CLACS: Did you have any surprises or difficulties when you conducted research abroad and in the field?
AT: I think I was very lucky in finding people in the field that were willing to engage with me during my research. I found a fantastic NGO who connected me to nearly all of my interviewees, and I’m very grateful for the experience. I definitely learned that all of the planning I had done beforehand went out the window while I was actually in the field. Likewise, the contacts I tried to make before leaving largely failed to pan out, while the contacts I made while actually in Argentina were incredibly helpful.

CLACS: How did you find your current job? What are your responsibilities?
AT: While at my internship at the Coalition for the International Criminal Court, I looked daily at the website for the International Crisis Group for updates about areas of conflict.
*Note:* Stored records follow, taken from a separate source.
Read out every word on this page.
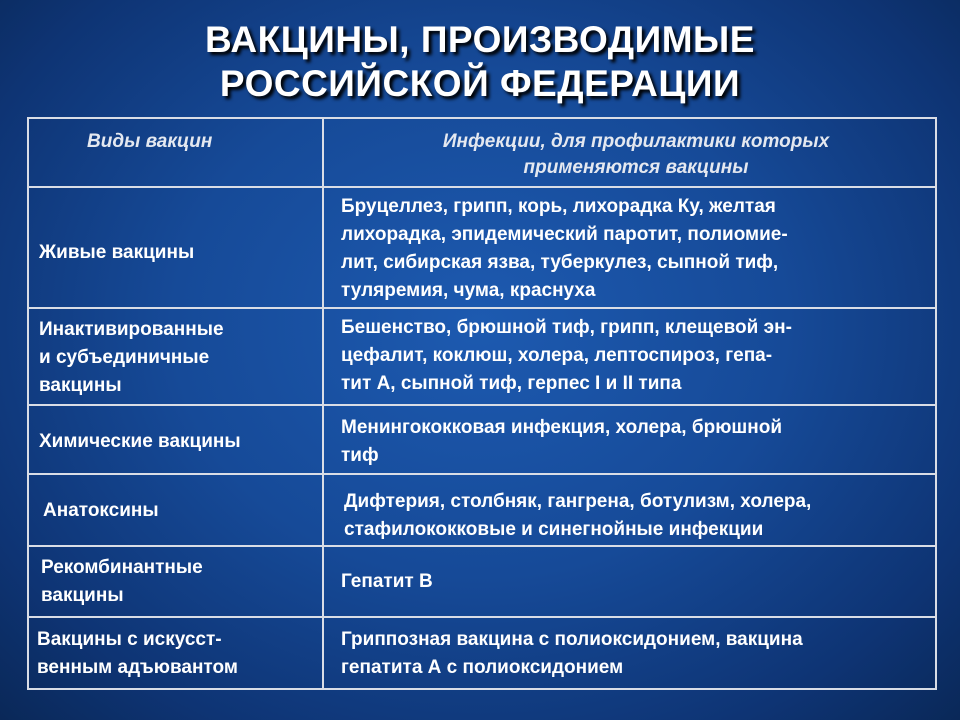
ВАКЦИНЫ, ПРОИЗВОДИМЫЕ
РОССИЙСКОЙ ФЕДЕРАЦИИ
Виды вакцин	Инфекции, для профилактики которых
применяются вакцины
Живые вакцины
Бруцеллез, грипп, корь, лихорадка Ку, желтая
лихорадка, эпидемический паротит, полиомие-
лит, сибирская язва, туберкулез, сыпной тиф,
туляремия, чума, краснуха
Инактивированные
и субъединичные
вакцины
Бешенство, брюшной тиф, грипп, клещевой эн-
цефалит, коклюш, холера, лептоспироз, гепа-
тит А, сыпной тиф, герпес I и II типа
Химические вакцины
Менингококковая инфекция, холера, брюшной
тиф
Анатоксины	Дифтерия, столбняк, гангрена, ботулизм, холера,
стафилококковые и синегнойные инфекции
Рекомбинантные
вакцины
Гепатит В
Вакцины с искусст-
венным адъювантом
Гриппозная вакцина с полиоксидонием, вакцина
гепатита А с полиоксидонием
While I had read a number of their reports before, the constant exposure to a variety of media outlets helped me understand what high-quality work Crisis Group produces. When I began my job search, I went directly to their website and applied for the open Office Manager position. In this role, I am in charge of the daily operations of the New York office, which includes administrative tasks as well as handling all of the office’s financial processes. I also serve as the supervisor for our 7-8 full-time interns.

CLACS: How do you think your experiences at CLACS helped you get to where you are today?  
AT: In particular, being able to complete my internship for CLACS certainly helped me get the position I currently have. In addition, being a founding member and treasurer of the Graduate Association for Latin American and Caribbean Studies (GALAS) gave me solid leadership skills that translate well both on a resume and in real life.

CLACS: What are some of your favorite things about NYU and NYC?
AT: I can’t say enough good things about New York and the incredible diversity of experiences the city offers. One of my favorite parts of attending NYU, though, was being able to interact with (and become friends with) so many remarkable people. Everyone at NYU, and in CLACS in particular, has an interesting story to tell, and connecting with colleagues who are both like-minded yet very different made my time there very worthwhile.

CLACS: Do you have any advice for current and future graduate students?
AT: Get involved in anything and everything that interests you – and if it doesn’t exist, create it!